Unique signaling pathway regulation for 2-year-old male ferrets and 1-year-old female ferrets in the upper respiratory tract after SARS-CoV-2 infection. The RNA extracted from the nasal turbinates of 1-year-old females and 2-year-old males at time points post infection with SARS-CoV-2 was sequenced using the Illumina platform. Longitudinal enrichment analysis was independently performed at plotted per experimental group for days 0, 2, 7, 14, and 21 pi. (A) Enrichment profiles were created using Hallmark Pathways over the time course for 1-year-ol female ferrets. (B) The Hallmark enrichment profiles were plotted over the time course for 2-year-old ferrets. Signaling pathways which were statistically changed (FDR < 0.10) compared to baseline for at least one time point were included: IFN-alpha, IFN-gamma, Unfolded Protein Response, MTORC, MYC Targets V2, DNA Repair, PI3K AKT MTOR Signaling, Reactive Oxygen Species, UV Response, IL2 STAT5 Signaling, Allograft Rejection, Apoptosis, Inflammatory Response, UV Response DN, Peroxisome, Oxidative Phosphorylation, IL6 JAK STAT3 Signaling, and Complement. Filled diamonds represent a time point statistically changed compared to baseline. Open circles represent time points that are not statistically significant compared to baseline. Three ferrets per group per time point were analyzed with the exception of a poor sample in the female on day 7 which did not pass quality control.
Discussion
Here we investigated the influence of age and sex on clinical outcomes and host responses after SARS-CoV-2 infection using the ferret model. Importantly, by using ferrets with intact sex organs, we were able to properly evaluate the variable of sex and its influence on infection and host responses. Sex as well as aged appeared to have significantly affected viral load in the upper respiratory when we compared age-matched males and females and then sex-matched 1-year-old males to 2-year-old males. Host gene expression analysis suggested that Inflammation was prolonged in the males compared to females whereas increased age decreased the interferon response in the 2-year-old males compared to younger males. Further, RNAseq analysis showed delayed expression of antiviral genes such as MX1, IRF7, and ISG15 in the 2-year-old males. COVID-19 caused by SARS-CoV-2 has significantly impacted both the male sex and older individuals. Our findings may inform human studies and suggest investigation of the interrelationship of viral shedding and interferon signalling responses in COVID-19 patients which may be biased in males and the older age groups.

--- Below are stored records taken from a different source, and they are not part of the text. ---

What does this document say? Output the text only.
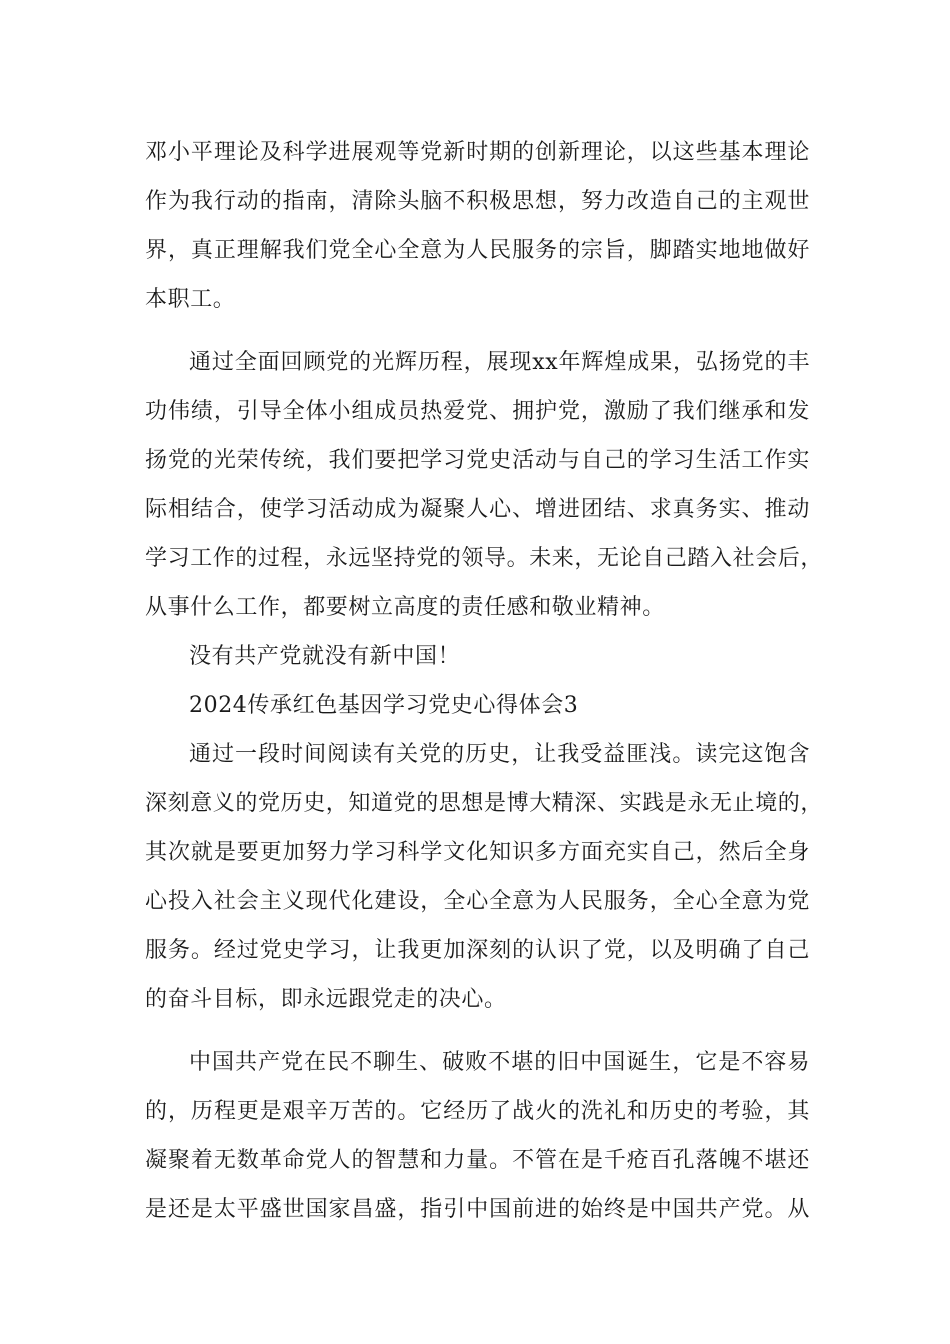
邓小平理论及科学进展观等党新时期的创新理论，以这些基本理论
作为我行动的指南，清除头脑不积极思想，努力改造自己的主观世
界，真正理解我们党全心全意为人民服务的宗旨，脚踏实地地做好
本职工。
通过全面回顾党的光辉历程，展现xx年辉煌成果，弘扬党的丰
功伟绩，引导全体小组成员热爱党、拥护党，激励了我们继承和发
扬党的光荣传统，我们要把学习党史活动与自己的学习生活工作实
际相结合，使学习活动成为凝聚人心、增进团结、求真务实、推动
学习工作的过程，永远坚持党的领导。未来，无论自己踏入社会后，
从事什么工作，都要树立高度的责任感和敬业精神。
没有共产党就没有新中国！
2024传承红色基因学习党史心得体会3
通过一段时间阅读有关党的历史，让我受益匪浅。读完这饱含
深刻意义的党历史，知道党的思想是博大精深、实践是永无止境的，
其次就是要更加努力学习科学文化知识多方面充实自己，然后全身
心投入社会主义现代化建设，全心全意为人民服务，全心全意为党
服务。经过党史学习，让我更加深刻的认识了党，以及明确了自己
的奋斗目标，即永远跟党走的决心。
中国共产党在民不聊生、破败不堪的旧中国诞生，它是不容易
的，历程更是艰辛万苦的。它经历了战火的洗礼和历史的考验，其
凝聚着无数革命党人的智慧和力量。不管在是千疮百孔落魄不堪还
是还是太平盛世国家昌盛，指引中国前进的始终是中国共产党。从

The identification of prolonged viral shedding in older males may have implications in public health responses and the analysis of transmission events.

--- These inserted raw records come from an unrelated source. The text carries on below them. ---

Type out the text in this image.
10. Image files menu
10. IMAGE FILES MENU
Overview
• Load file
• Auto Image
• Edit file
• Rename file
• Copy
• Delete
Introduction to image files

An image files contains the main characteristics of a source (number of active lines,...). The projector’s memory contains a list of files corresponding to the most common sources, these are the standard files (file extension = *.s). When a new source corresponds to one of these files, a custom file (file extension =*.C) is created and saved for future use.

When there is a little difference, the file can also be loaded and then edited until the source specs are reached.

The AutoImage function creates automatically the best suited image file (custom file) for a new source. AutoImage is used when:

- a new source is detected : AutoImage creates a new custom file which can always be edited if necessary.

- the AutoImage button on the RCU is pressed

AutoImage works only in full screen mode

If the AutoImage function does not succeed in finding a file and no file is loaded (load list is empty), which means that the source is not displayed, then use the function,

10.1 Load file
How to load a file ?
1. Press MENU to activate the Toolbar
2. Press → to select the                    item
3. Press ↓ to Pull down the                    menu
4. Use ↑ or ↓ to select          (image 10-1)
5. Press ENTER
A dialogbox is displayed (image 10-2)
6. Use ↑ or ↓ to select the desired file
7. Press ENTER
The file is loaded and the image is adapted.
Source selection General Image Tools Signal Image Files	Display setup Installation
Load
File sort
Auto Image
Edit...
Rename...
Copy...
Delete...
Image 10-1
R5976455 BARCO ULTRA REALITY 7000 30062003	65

To study the contribution of sex and age to the development of severe COVID-19, we were able to parse the variables of age and sex to stratify clinical, virological, and immune outcomes post SARS-CoV-2 infection by utilizing ferrets with intact sex organs. Since, previously reported ferret SARS-CoV-2 studies using younger fixed ferrets indicated a mild disease, we hypothesized that older sexually-intact male ferrets would develop severe disease post SARS-CoV-2 infection more similar to humans32,33,48,49,50,61. Since older males are at higher risk of hospitalization and death from SARS-CoV-2 infection, we anticipated the establishment of a preclinical model with a severe COVID-19 phenotype that could be employed for vaccine and therapeutic development. In contrast, we found that none of our older or sex organ intact ferrets developed significant weight loss after SARS-CoV-2 infection, but temperature was significantly different between age-matched males and females. Given that the normal temperature range for ferrets is 37.7–39.4 °C62, we found that females developed a sustained mild fever similar to that reported for ferrets infected with SARS-CoV-2 in other studies63. Conversely, all males in our study experienced minimal decreases in temperature. Although, temperature has been shown to be dysregulated in older patients infected with other respiratory viruses, we found temperature responses to be more associated with the sex of the ferret. Since our ferrets were older but not yet considered to be senior ferrets, studying older ferrets may have led to different responses. Our results suggest older male COVID-19 patients may fail to be identified in early stages because of atypical clinical pictures. Currently, there are limited clinical definitions of COVID-19 per age group and sex. Defining the clinical picture for specific cohorts will be essential for proper diagnosis, treatment plans, and patient outcome.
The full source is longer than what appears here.